I'd like to point out that all Republicans do about Social Security is lie their ass off...

Europe has benefited from cheap energy and raw material inputs from Russia, and that has simply stopped. A lot of manufacturing is leaving China, and some of that is coming here. The benefits of short supply chains in a crisis suddenly became obvious when production lines had to shut down.

'What goes around comes around.'

That's a saying from the 70s that keeps running through my head. A lot of countries are going to suffer, some horribly, and there appears to be a slowly growing probability that regional (or even global) chaos could be unleashed. But that could be the result of my tendency to be pessimistic. But one of the 'lessons' of the last century is that a crisis can easily wind up biting us in the ass.

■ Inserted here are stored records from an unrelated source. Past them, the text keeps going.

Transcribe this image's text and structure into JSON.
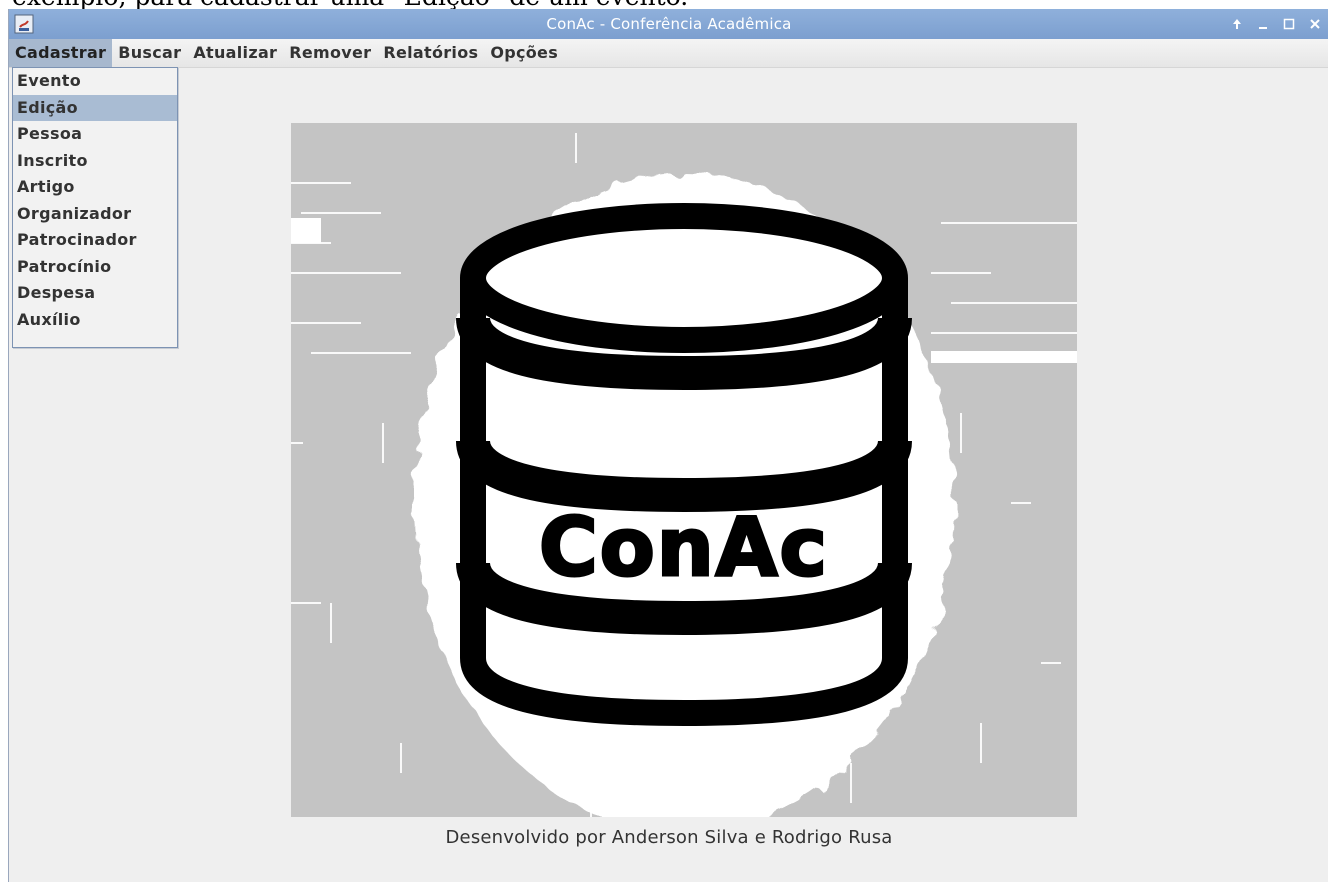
{
  "caption_fragment": "exemplo, para cadastrar uma \"Edição\" de um evento.",
  "window": {
    "title": "ConAc - Conferência Acadêmica",
    "controls": [
      "up-arrow-icon",
      "minimize-icon",
      "maximize-icon",
      "close-icon"
    ]
  },
  "menubar": {
    "items": [
      {
        "label": "Cadastrar",
        "active": true
      },
      {
        "label": "Buscar"
      },
      {
        "label": "Atualizar"
      },
      {
        "label": "Remover"
      },
      {
        "label": "Relatórios"
      },
      {
        "label": "Opções"
      }
    ]
  },
  "dropdown": {
    "items": [
      {
        "label": "Evento"
      },
      {
        "label": "Edição",
        "selected": true
      },
      {
        "label": "Pessoa"
      },
      {
        "label": "Inscrito"
      },
      {
        "label": "Artigo"
      },
      {
        "label": "Organizador"
      },
      {
        "label": "Patrocinador"
      },
      {
        "label": "Patrocínio"
      },
      {
        "label": "Despesa"
      },
      {
        "label": "Auxílio"
      }
    ]
  },
  "logo": {
    "text": "ConAc",
    "icon": "database-cylinder-icon"
  },
  "footer": "Desenvolvido por Anderson Silva e Rodrigo Rusa",
  "colors": {
    "titlebar": "#8aabd8",
    "menu_highlight": "#a9bcd3",
    "window_bg": "#efefef",
    "logo_bg": "#c4c4c4"
  }
}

Before someone says that's why we shouldn't do this or that (like in Ukraine), it may not matter. We tried isolationism, didn't work. We tried tariffs before, shortly before WW2 (meaning didn't work).

I think our odds are best when we are Progressive. Rebuilding Europe and Japan after WW2 was one of the most successful moves in human history. Turkey, for example, can be a real pain in the butt, helping them now could have benefits later. When I say help, I mean a lot more than what we usually do. That country was under enormous stress before the earthquake, now it's a mess. That level of assistance wouldn't be cheap. Cheaper than war, certainly, but more than we usually think of, a lot more.
#15265100
late wrote:Europe has benefited from cheap energy and raw material inputs from Russia, and that has simply stopped.

It didn't simply stop it was sabotaged by an aggressor rogue state.



There are good and decent Americans like Tucker Carlson, but while America is led by Joe Biden I consider it an enemy of Europe.